Legia - Ajax. Marzenia (Miroslava Radovicia) się spełniają
W 1/16 finału Ligi Europy Legia zagra z Ajaksem. To rewanż za przegrany dwumecz sprzed dwóch lat. - Musimy zagrać perfekcyjnie. Będziemy na to przygotowani - skomentował trener Jacek Magiera.
fot. Bartek Syta
Nic dwa razy się nie zdarza? Bzdura. Zwłaszcza w piłce nożnej. Podczas poniedziałkowego losowania 1/16 finału Ligi Europy delegacja Legii mogła przeżyć déjà vu.
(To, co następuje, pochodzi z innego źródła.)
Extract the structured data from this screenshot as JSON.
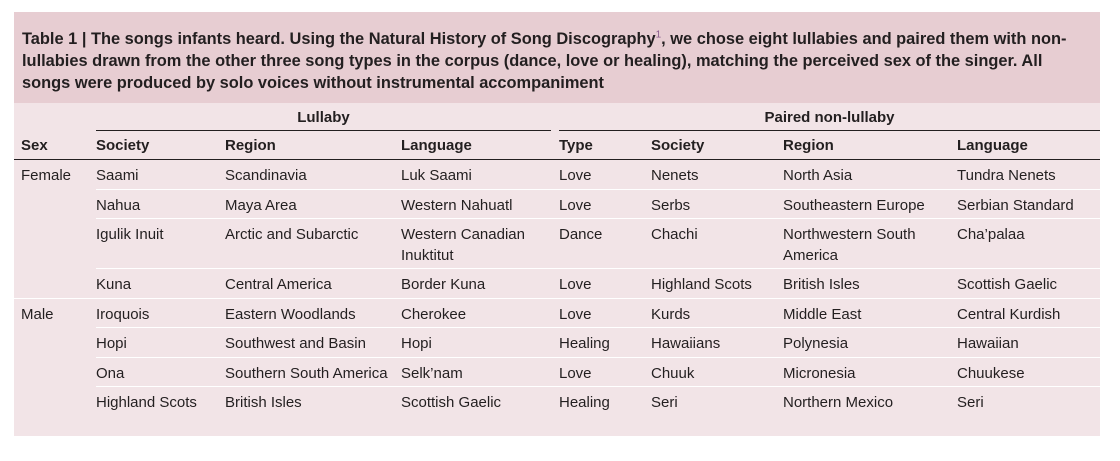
{
  "caption": {
    "label": "Table 1 |",
    "text_before_ref": "The songs infants heard. Using the Natural History of Song Discography",
    "ref": "1",
    "text_after_ref": ", we chose eight lullabies and paired them with non-lullabies drawn from the other three song types in the corpus (dance, love or healing), matching the perceived sex of the singer. All songs were produced by solo voices without instrumental accompaniment"
  },
  "groups": {
    "lullaby": "Lullaby",
    "paired": "Paired non-lullaby"
  },
  "headers": [
    "Sex",
    "Society",
    "Region",
    "Language",
    "Type",
    "Society",
    "Region",
    "Language"
  ],
  "rows": [
    [
      "Female",
      "Saami",
      "Scandinavia",
      "Luk Saami",
      "Love",
      "Nenets",
      "North Asia",
      "Tundra Nenets"
    ],
    [
      "",
      "Nahua",
      "Maya Area",
      "Western Nahuatl",
      "Love",
      "Serbs",
      "Southeastern Europe",
      "Serbian Standard"
    ],
    [
      "",
      "Igulik Inuit",
      "Arctic and Subarctic",
      "Western Canadian Inuktitut",
      "Dance",
      "Chachi",
      "Northwestern South America",
      "Cha’palaa"
    ],
    [
      "",
      "Kuna",
      "Central America",
      "Border Kuna",
      "Love",
      "Highland Scots",
      "British Isles",
      "Scottish Gaelic"
    ],
    [
      "Male",
      "Iroquois",
      "Eastern Woodlands",
      "Cherokee",
      "Love",
      "Kurds",
      "Middle East",
      "Central Kurdish"
    ],
    [
      "",
      "Hopi",
      "Southwest and Basin",
      "Hopi",
      "Healing",
      "Hawaiians",
      "Polynesia",
      "Hawaiian"
    ],
    [
      "",
      "Ona",
      "Southern South America",
      "Selk’nam",
      "Love",
      "Chuuk",
      "Micronesia",
      "Chuukese"
    ],
    [
      "",
      "Highland Scots",
      "British Isles",
      "Scottish Gaelic",
      "Healing",
      "Seri",
      "Northern Mexico",
      "Seri"
    ]
  ]
}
Los - rękami byłego obrońcy m.in. Bayernu i Barcelony Patrika Anderssona przydzielił mistrzom Polski starych znajomych, Ajax. Zespół z Amsterdamu dwa lata temu rywalizował z Wojskowymi w tej samej fazie LE. Lepsi okazali się Holendrzy, u siebie wygrali 1:0, tydzień później 3:0. Trzy z czterech bramek dla Ajaksu zdobył Arkadiusz Milik.
- Ajax to wielka firma. Bardzo cieszę się z tego, że będziemy mieli okazję spotkać się z takim przeciwnikiem. I na pewno z nim powalczymy - zapowiada trener Legii Jacek Magiera. - Jak gra Ajax? Dobrze gra. To typowa holenderska szkoła. Zespół potrafi grać kombinacyjnie. Skutecznie w obronie i w ataku. My będziemy musieli zagrać perfekcyjnie. Jak ostatnio ze Sportingiem. Będziemy na to przygotowani - dodaje.
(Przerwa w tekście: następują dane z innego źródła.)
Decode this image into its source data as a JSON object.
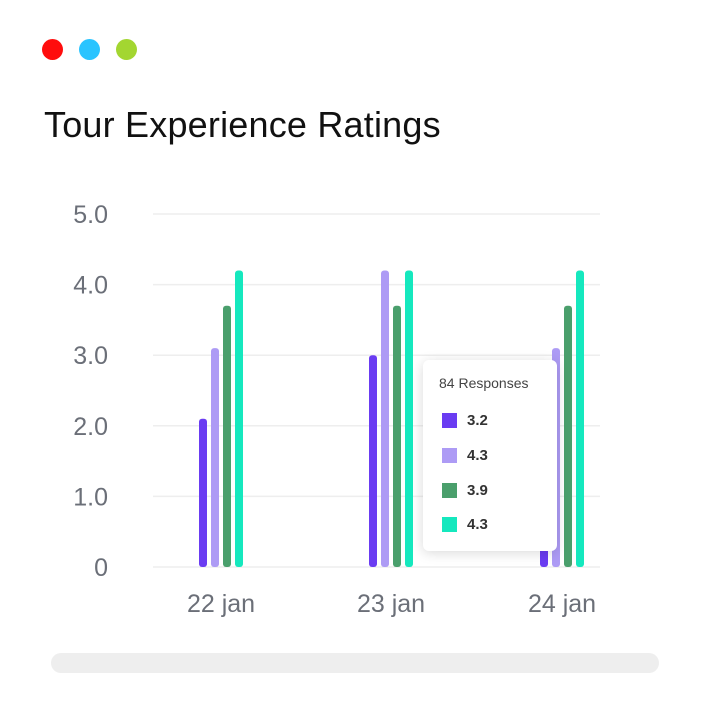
{
  "window_controls": [
    {
      "name": "close",
      "color": "#ff0d0d"
    },
    {
      "name": "minimize",
      "color": "#29c4ff"
    },
    {
      "name": "maximize",
      "color": "#a3d631"
    }
  ],
  "chart_data": {
    "type": "bar",
    "title": "Tour Experience Ratings",
    "xlabel": "",
    "ylabel": "",
    "ylim": [
      0,
      5
    ],
    "yticks": [
      "0",
      "1.0",
      "2.0",
      "3.0",
      "4.0",
      "5.0"
    ],
    "grid": true,
    "categories": [
      "22 jan",
      "23 jan",
      "24 jan"
    ],
    "series": [
      {
        "color": "#6a3cf2",
        "values": [
          2.1,
          3.0,
          0.3
        ]
      },
      {
        "color": "#ad9bf5",
        "values": [
          3.1,
          4.2,
          3.1
        ]
      },
      {
        "color": "#4a9f6c",
        "values": [
          3.7,
          3.7,
          3.7
        ]
      },
      {
        "color": "#15e8be",
        "values": [
          4.2,
          4.2,
          4.2
        ]
      }
    ]
  },
  "tooltip": {
    "title": "84 Responses",
    "items": [
      {
        "value": "3.2",
        "color": "#6a3cf2"
      },
      {
        "value": "4.3",
        "color": "#ad9bf5"
      },
      {
        "value": "3.9",
        "color": "#4a9f6c"
      },
      {
        "value": "4.3",
        "color": "#15e8be"
      }
    ]
  }
}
Dwa lata temu więcej niż o rywalizacji sportowej mówiło się o transferze Miroslava Radovicia do Hebei China Fortune. Rozstrzygnął się tuż przed meczem w Amsterdamie. Lider drużyny chciał pożegnać się z kibicami dobrym występem pucharowym. trener Henning Berg uznał jednak, że Serb myślami jest już w Chinach i posadził go na trybunach. „Rado” dostało się też od kibiców, zawiedzionych że odszedł z Legii w takiej chwili.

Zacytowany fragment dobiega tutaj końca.